James Clifton Ward (1843–15 April 1880) was an English geologist. Ward was a man of a singularly attractive nature; wide in his sympathies and culture, fond of art, though even more happy among beautiful scenery, and an enthusiastic geologist.

==Life==
Ward was born at Clapham Common on 13 April 1843. His father, James Ward, was a schoolmaster; his mother's maiden name was Mary Ann Morris. Ward entered the Royal School of Mines in 1861, where he won the Edward Forbes medal in 1864.

In 1865, Ward was appointed to the geological survey, and for some time worked in Yorkshire on the millstone, grit, and coal measures near Sheffield, Penistone, and Leeds. In 1869 Ward was transferred to the Lake district, where for the next eight years he surveyed the area around Keswick. In 1877, Ward was transferred to Newcastle to examine the lower carboniferous rocks in that region. That same year, he married Elizabeth Anne Benson from Cockermouth: the couple had two children. At the end of 1878, Ward he retired from the survey. In December 1878, after being ordained as a minister, Ward assumed the curacy of St. John's Church in Keswick. Early in 1880, Ward was appointed vicar of Rydal. Ward died on 15 April of the same year.

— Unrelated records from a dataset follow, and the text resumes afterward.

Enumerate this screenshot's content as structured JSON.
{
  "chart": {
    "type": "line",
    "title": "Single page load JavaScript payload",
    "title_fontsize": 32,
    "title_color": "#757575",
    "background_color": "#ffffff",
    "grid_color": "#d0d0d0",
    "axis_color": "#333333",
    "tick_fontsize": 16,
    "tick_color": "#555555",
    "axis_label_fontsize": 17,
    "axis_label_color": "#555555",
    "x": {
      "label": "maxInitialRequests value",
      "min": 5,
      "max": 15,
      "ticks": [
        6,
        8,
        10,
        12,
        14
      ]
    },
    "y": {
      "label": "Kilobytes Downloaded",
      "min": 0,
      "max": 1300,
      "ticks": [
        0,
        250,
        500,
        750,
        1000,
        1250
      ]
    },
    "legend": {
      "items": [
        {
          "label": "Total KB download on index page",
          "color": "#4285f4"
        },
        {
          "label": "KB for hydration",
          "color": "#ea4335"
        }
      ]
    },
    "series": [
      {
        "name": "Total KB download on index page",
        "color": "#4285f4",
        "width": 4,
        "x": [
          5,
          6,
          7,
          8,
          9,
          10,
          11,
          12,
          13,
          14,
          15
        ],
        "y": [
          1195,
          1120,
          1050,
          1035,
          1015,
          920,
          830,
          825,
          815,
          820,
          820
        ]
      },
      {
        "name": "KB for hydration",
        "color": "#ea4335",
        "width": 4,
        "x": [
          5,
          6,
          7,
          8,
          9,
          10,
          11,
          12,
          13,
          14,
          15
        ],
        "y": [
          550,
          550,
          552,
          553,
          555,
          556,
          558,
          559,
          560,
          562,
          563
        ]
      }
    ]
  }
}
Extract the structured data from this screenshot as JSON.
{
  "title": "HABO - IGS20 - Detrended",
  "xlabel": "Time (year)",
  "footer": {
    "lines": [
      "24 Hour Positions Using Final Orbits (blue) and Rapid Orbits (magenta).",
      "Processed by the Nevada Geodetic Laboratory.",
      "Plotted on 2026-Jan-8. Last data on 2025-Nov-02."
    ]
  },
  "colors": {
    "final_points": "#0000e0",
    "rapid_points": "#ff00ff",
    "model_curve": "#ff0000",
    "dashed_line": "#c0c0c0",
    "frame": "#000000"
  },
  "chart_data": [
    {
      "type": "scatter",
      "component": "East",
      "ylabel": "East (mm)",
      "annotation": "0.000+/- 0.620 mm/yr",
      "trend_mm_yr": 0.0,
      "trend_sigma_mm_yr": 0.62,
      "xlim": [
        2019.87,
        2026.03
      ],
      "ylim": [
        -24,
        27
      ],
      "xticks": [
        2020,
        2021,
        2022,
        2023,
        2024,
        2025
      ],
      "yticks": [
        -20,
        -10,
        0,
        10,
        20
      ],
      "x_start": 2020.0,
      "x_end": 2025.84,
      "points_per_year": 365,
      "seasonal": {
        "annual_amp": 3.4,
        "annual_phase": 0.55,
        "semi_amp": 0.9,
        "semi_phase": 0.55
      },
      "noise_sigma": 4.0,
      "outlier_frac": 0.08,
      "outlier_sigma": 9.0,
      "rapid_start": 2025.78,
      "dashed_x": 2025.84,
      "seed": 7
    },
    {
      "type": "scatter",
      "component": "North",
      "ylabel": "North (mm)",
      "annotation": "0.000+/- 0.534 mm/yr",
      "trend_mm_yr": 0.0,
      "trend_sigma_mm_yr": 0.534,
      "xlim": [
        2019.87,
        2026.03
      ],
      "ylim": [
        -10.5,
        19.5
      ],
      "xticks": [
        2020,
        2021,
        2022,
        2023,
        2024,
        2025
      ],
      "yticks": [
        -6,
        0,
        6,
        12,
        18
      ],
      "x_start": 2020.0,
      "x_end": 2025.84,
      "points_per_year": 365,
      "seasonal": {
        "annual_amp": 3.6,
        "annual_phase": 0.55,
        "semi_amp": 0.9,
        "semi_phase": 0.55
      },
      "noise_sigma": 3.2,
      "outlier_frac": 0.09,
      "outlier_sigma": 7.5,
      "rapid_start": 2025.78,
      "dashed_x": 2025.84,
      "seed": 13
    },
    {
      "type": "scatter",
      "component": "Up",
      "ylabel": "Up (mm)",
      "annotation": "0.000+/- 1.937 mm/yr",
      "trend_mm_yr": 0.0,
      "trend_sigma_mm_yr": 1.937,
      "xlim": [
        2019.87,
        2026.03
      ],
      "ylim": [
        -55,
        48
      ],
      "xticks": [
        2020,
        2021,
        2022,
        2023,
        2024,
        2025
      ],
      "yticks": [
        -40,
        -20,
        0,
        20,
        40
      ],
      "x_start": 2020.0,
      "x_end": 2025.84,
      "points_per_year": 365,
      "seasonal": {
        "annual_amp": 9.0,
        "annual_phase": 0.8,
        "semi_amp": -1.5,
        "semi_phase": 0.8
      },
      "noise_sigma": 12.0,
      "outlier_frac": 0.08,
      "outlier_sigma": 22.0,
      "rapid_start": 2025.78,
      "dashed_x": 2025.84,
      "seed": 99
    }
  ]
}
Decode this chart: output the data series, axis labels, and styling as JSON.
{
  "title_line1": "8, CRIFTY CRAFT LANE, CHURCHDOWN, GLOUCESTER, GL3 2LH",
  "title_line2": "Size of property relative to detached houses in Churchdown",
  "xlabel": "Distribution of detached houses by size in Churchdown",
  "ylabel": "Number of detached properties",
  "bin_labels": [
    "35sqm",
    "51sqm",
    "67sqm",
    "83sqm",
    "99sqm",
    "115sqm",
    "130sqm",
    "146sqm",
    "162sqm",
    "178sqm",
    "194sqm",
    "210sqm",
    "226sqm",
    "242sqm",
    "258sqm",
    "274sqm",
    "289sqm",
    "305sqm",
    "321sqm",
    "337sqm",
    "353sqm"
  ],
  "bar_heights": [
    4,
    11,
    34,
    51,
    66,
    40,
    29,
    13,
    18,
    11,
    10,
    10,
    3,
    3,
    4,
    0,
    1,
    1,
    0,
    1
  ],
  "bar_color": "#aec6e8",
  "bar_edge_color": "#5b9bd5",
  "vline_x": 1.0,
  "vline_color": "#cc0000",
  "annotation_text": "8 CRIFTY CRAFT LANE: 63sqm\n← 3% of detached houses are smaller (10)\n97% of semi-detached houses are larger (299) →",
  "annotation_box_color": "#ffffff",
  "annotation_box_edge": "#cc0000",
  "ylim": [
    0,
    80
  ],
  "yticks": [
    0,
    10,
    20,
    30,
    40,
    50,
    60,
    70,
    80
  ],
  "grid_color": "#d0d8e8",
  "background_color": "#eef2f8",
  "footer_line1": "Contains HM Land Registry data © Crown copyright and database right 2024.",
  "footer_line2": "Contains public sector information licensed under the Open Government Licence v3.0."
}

Ward was among the first to appreciate the importance of Clifton Sorby's method of using the microscope for the study of the composition and structures of rocks, and applied it to the old lavas and ash-beds of the Lake district. He advocated Sir Andrew Crombie Ramsay's hypothesis of the glacial origin of lake basins, applying it to those in his own district, and put forward views in regard to metamorphism which at that time would find few supporters. But his excellent work in surveying the northern part of the Lake district will always give him a high place among field geologists.

==Works==
Ward wrote a small manual on natural philosophy (1871), and another on geology (1872), and was the author of the valuable memoir published by the geological survey on the northern part of the Lake district (1876), the map of which was also his work. He was also part author of two survey memoirs on the Yorkshire coalfields. Twenty-three papers appear under his name in the Royal Society's catalogue, the most important of which were published in the 'Quarterly Journal of the Geological Society.' Two of these, in the volumes for 1874 and 1876, deal with the glaciation of the Lake district, and three in 1875 and 1876 with the structure of its rocks and questions of metamorphism. His influence was distinctly stimulative; during his residence at Keswick he often lectured on geology, and took a leading part in founding the Cumberland Association for the Advancement of Literature and Science, together with local societies which were affiliated to it.